Why I Refuse to Quit Carbs

Recently, a random person on the Internet criticized my choice to incorporate carbohydrates in my daily diet. Thanks for the unnecessary judgment, stranger!!!

I’m not really upset about the comment, though, because it prompted me to reflect on why I consume carbs.

I LOVE CARBS. But of course, everything in moderation! So as much as I’d like to eat this mountain of nachos – a serving will do just fine & works better for me.

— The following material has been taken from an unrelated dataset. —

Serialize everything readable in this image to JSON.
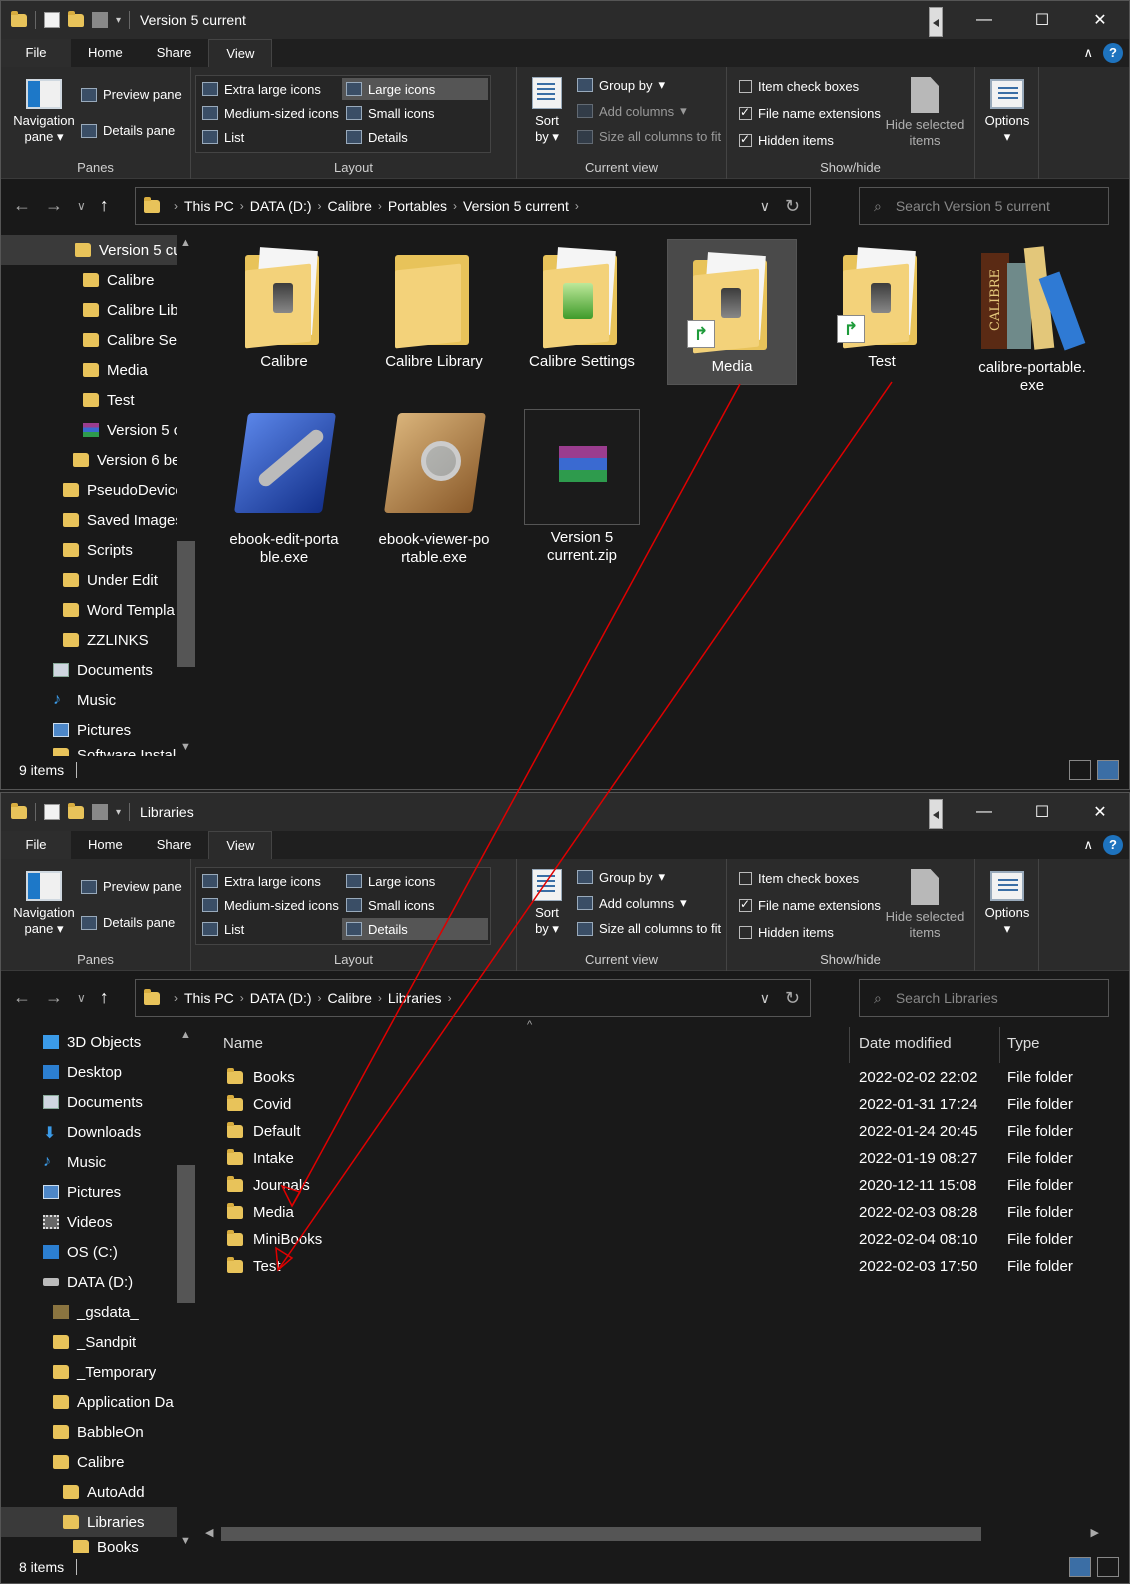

For me, it’s about more than just enjoying (relishing, adoring) the taste of carb-heavy substances both starchy and sweet. Carbs also help me achieve balance in my blood sugars. For instance, I find that consuming a serving of carbohydrates at dinnertime keeps me steady as I move through the evening hours. Say that I’m eating grilled chicken with a side salad for dinner. That’s a good meal by itself, but I like to complement it with a carb like half a cup of mashed potatoes or brown rice. I’ve noticed that the carbs kick in more slowly when they’re consumed with minimal or zero-carb foods, thanks to the power of the glycemic index.

The glycemic index is, in short, a measure of how quickly the carbohydrate content of foods will affect blood sugar levels. Since learning about it in college and subsequently researching the glycemic indices of various foods I eat, it’s been an immensely useful tool in determining the makeup of my meals throughout the day. Knowing the glycemic index of a wide array of foods also helps me figure out the timing of my insulin doses; in turn, preventing crazy spikes or crashes after eating.

I can’t shortchange carbs for the fact that they literally save my butt sometimes, too. When I’m experiencing a low blood sugar, nothing BUT carbs will bring me back up to a normal level. Whether it’s carbohydrates from healthy fruits or straight-up candy, it’s giving my blood sugar the surge it needs to keep me going. Like many things in life, it’s a matter of moderation – making sure I don’t consume TOO many carbs when I’m experiencing a low.

If you’re someone who thrives on low carb, high fat diets, that’s great! I know that many people find this to be a successful method in achieving target blood sugars. But for me, my tried-and-true technique of balancing carbs, fats, and proteins is always going to be my ideal strategy. Just because that’s what works for me doesn’t give anyone a right to criticize me for it. I’m here to live my best life, as we all should try to do. Shouldn’t we encourage one another to thrive, instead of judging?

The answer, if you didn’t realize, is YES.


2 thoughts on “Why I Refuse to Quit Carbs

  1. My FORMER endo and I also got into this argument. “Your eating too many carbs.” was the standard response after nothing seemed to work at stabilizing my sugar levels. She was keen on getting me to go on a ketogenic diet. I looked into it. I always at least looked her ideas but it was MY decision whether or not to try it. While on the 670G she noticed I was consuming about 280 to 340 grams of carbs a day. This is where we had a massive difference of opinion on the subject. I counted one day just to find out and found I was eating about 3200 to 4000 calories a day. I am a very active person and have not gained or lost more than 5 to 10 lbs. over the last 20 years. So to my mind that means I am not overeating. Second point, and most important one as far as I am concerned, is since that is twice what the “normal” person eats my carb intake should also be twice the normal level (it actually is not quite twice the carbs but I let it slide). She sent me to see another specialist at a university to get a second opinion about all this. Dr. Gupta wad her name and she agreed the a ketogenic diet was not a good fit for me. I am way too active for that diet. Her words were that it was designed more toward office people not ones like me. We worked it out for me to cut back my carbs even more but she said I needed them. My job consists of throwing around thousands of pounds of steel each night (50 to 150 lbs. at a shot). I am actually amazed to find that I run rings around much younger coworkers than I. At 48 I expect to be slowing down a little but find the reality of it that I am still far about average as far as what I do at work. Long story short, I no longer care what others think as they do not live my life or know more than a small chunk of it. I smile and nod but in the end I decide what is best for me and what does and does not work, regardless of what the textbooks or experts say.